There’s a cut scene in Quentin Tarantino’s Pulp Fiction that still resonates for me even though it’s 24 years old. Good movies do that to you sometimes. A phrase or scene sits in your head and won’t leave no matter what else you stuff in your noggin.
In the scene, Mia Wallace (Uma Thurman) is going out for a burger and a milkshake with one of her husband’s employees, Vincent Vega (John Travolta). His first encounter with her is through the lens of a small hand-held video camera. Through her inquisitive lens, we learn more about the soft-spoken Vince, and it’s a surprisingly intimate conversation for two people who have never met.
As an audience member, you laugh along at some of the questions like “Are you and Elvis man or a Beatles man? You can like them both but you can only be one.” She finishes the Barbara Walters routine when she asks him, “Do you listen, or do you wait to speak?”
Out of all the memorable moments in that movie – this one hit me the hardest. It’s something I think about when meeting new people or dealing with certain folks at work. Like Vincent, I admit that I try to listen but often find myself waiting to talk more often.
People will give you clues beyond the obvious interruption.

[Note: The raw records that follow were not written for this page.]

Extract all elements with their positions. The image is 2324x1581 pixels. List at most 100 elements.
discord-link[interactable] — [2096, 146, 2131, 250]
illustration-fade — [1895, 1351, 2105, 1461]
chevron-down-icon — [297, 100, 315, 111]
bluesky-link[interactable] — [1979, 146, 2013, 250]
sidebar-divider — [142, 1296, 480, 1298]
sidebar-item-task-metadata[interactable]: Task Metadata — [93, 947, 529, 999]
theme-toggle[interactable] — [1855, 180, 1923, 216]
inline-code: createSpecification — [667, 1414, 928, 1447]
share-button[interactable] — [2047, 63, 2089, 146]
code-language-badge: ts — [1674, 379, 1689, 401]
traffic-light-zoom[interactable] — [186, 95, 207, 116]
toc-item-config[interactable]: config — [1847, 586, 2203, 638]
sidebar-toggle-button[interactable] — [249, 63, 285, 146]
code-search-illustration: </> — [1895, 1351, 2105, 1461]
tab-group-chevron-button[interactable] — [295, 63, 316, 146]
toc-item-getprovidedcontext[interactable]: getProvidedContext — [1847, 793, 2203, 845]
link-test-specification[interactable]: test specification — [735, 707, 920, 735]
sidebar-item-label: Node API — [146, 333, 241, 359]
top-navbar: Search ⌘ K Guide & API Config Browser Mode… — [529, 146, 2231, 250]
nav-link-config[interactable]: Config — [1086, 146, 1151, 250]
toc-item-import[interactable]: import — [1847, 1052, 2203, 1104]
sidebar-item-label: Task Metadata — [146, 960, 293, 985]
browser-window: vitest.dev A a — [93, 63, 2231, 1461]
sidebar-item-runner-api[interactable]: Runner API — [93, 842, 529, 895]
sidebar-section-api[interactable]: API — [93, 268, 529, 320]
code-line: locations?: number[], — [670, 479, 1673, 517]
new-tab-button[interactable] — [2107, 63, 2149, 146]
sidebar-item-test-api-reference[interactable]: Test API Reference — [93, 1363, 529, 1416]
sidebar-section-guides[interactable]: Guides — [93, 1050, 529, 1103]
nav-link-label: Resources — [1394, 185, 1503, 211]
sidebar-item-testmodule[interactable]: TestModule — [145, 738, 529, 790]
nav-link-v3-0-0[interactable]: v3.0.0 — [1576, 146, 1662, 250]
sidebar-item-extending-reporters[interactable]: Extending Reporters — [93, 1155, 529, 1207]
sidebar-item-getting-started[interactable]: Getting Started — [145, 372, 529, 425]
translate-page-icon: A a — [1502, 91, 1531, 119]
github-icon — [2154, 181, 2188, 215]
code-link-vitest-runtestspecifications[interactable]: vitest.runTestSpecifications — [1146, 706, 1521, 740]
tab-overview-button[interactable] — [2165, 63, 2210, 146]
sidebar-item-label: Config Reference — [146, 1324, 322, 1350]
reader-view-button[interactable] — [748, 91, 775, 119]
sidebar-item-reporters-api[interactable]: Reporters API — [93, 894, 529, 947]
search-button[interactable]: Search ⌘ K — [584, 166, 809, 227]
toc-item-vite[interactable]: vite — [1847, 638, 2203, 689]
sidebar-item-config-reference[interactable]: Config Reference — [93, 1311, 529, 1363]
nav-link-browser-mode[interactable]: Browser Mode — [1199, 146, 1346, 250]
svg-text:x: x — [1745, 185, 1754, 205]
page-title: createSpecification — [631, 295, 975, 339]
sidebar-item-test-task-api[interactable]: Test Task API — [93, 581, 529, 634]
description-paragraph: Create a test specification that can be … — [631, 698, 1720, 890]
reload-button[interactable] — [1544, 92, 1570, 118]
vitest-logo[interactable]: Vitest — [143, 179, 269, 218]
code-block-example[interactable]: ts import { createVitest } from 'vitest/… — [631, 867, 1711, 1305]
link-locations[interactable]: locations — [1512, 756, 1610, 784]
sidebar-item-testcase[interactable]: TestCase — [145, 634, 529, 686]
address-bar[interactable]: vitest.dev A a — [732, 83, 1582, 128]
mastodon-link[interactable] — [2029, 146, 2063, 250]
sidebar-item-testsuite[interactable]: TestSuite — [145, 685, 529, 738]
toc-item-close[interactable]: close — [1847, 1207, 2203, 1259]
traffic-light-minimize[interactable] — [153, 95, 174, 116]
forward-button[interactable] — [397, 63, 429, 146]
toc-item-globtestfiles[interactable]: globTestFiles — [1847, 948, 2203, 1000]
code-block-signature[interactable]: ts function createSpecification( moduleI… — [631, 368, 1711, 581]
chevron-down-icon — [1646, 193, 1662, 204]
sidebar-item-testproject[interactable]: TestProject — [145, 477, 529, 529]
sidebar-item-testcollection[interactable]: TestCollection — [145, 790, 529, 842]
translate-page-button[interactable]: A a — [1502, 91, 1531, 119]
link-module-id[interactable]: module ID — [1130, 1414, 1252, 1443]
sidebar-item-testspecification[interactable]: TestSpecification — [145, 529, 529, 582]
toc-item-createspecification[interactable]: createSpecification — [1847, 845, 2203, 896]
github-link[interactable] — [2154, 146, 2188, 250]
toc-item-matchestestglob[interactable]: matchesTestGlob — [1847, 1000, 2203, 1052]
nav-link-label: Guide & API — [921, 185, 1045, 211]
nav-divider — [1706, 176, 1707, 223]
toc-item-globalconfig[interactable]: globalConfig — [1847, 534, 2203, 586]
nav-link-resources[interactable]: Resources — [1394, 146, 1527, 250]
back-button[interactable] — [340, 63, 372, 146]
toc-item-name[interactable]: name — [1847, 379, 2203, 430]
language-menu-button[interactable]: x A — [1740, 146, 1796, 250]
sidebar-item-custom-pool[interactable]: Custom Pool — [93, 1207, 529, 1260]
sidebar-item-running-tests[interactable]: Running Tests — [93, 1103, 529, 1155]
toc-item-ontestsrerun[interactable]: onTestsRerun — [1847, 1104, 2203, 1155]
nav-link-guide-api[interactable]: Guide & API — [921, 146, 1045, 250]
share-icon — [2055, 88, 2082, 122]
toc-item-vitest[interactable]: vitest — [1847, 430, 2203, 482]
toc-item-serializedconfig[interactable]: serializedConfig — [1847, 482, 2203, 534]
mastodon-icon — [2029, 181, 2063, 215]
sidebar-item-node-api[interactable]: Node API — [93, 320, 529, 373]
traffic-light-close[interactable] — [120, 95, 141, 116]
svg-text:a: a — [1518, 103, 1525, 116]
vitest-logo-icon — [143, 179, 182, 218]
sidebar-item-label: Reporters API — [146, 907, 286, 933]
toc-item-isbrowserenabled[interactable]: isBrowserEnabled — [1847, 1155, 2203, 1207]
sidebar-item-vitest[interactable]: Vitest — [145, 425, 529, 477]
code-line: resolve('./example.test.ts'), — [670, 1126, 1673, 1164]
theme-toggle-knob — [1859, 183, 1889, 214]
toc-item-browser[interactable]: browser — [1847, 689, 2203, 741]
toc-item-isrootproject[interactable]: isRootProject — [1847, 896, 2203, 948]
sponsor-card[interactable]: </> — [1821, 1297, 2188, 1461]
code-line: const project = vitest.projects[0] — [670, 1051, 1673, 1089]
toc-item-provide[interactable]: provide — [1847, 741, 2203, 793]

If you’re intuitive, they’re not difficult to read. Look at how the person is standing – are they comfortable or seem fidgety? Where is the person looking – at you or around and over your shoulder? When they respond, does it have anything to do with what you just said or do they try to top your story in some way. And how are you handling your role in this interaction? Are you giving, sharing, or taking? It matters if you think about it.
I’ve heard it say that we detest in other people what we secretly dislike about ourselves, so this is something I’ve come to realize I may have a problem with. It drives me crazy when in a conversation it turns into an event where the other participant proceeds to suck the air out of the room. By that logic, I’m afraid of being on the windy end of things so I check myself when I do my personal inventory each morning. A little self-reflection and correction isn’t pain free – but definitely worth it.
Listening isn’t unpleasant – you learn a lot when you’re actively engaged in it. However, it’s not easy. There’s work in it that you don’t really think about. Think for a minute about what your personal listening habits are. Do you make eye contact? Do you look at your phone? Can you sit straight or stand still? Do you put aside judgments. Can you wait?
If you have Pulp Fiction on DVD or VHS, you may have the cut scene already. Otherwise, you can find it on Youtube. Like listening, it’s worth a revisit.